Smokers’ knowledge, attitude and practices toward cigarette butt disposal: a Bayesian network analysis of a cross-sectional study in Iran
摘要
Cigarette butt waste poses environmental and public health risks due to non-biodegradable filters and toxic chemicals. However, smokers’ Knowledge and disposal practices remain understudied in Iran. This study assessed knowledge, attitude, and practices (KAP) regarding cigarette butt disposal among smokers in Isfahan and explored sociodemographic influences. A cross-sectional study was conducted (January–March 2024) with 636 adult smokers (mean age 37.9 ± 10.3; 70.8% male) using convenience sampling. A validated KAP questionnaire was administered. Bayesian network analysis with a Gaussian graphical model (GGM) examined conditional dependencies among ten variables (KAP, age, gender, education, income, occupation, marital status, cigarette consumption). Edges were retained if Bayes factor (BF₁₀) > 10 (strong evidence).
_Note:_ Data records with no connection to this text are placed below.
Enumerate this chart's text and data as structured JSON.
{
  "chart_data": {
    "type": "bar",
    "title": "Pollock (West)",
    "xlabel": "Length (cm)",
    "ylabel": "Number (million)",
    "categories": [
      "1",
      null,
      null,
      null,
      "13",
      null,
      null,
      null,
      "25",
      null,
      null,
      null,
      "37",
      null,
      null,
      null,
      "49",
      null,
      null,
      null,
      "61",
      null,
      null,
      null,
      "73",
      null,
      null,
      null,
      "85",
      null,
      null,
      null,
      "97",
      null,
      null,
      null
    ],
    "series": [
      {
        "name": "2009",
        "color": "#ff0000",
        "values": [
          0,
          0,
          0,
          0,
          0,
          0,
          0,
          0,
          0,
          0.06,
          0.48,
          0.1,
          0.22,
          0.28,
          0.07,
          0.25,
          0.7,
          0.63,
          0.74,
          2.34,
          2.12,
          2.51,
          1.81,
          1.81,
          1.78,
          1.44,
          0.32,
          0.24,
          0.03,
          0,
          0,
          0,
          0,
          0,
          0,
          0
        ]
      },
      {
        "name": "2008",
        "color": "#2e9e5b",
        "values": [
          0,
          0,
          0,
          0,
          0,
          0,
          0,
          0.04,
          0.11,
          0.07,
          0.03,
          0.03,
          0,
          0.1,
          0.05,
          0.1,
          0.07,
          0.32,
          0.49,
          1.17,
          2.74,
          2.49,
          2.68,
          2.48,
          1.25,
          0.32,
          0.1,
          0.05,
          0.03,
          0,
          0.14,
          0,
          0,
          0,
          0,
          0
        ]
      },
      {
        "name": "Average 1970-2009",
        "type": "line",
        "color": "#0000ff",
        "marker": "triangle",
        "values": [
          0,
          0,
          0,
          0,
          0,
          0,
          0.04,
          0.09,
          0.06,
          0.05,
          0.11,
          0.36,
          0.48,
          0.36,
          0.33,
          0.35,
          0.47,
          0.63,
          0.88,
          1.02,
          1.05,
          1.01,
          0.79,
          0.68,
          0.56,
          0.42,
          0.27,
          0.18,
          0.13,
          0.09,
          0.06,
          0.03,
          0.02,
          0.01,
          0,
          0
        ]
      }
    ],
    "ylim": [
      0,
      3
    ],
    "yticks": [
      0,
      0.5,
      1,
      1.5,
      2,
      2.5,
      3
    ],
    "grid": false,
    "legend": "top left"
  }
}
Centrality indices (strength, closeness, betweenness, expected influence) with 95% bootstrapped confidence intervals were calculated, and correlation stability (CS) coefficients were reported. Most participants had low knowledge (45.0%) and negative attitudes (67.5%), while moderate practices (42.8%) were common. The Bayesian network and GGM were validated using bootstrap resampling (n = 1000), with CS coefficients above 0.5 for all centrality indices, confirming acceptable network stability. The network (10 nodes, 25 edges, sparsity = 0.444) showed practices and attitude as the most central nodes (betweenness: 1.489; expected influence: 1.280 for practices; betweenness: 1.489; expected influence: 1.182 for attitude). Strongest positive conditional dependencies were age–marital status (0.373), education–income (0.321), and cigarette consumption–knowledge (0.197). Knowledge and income were peripheral (strength = − 1.653 and − 0.973, respectively; standardized z-scores). All reported associations are conditional dependencies, not causal effects, due to the cross-sectional design. Attitude and practices are the most interconnected nodes in the conditional dependency network. Interventions targeting these constructs, especially regarding cigarette butt disposal behaviors, may reduce urban cigarette butt pollution. Findings are limited by cross-sectional design and convenience sampling.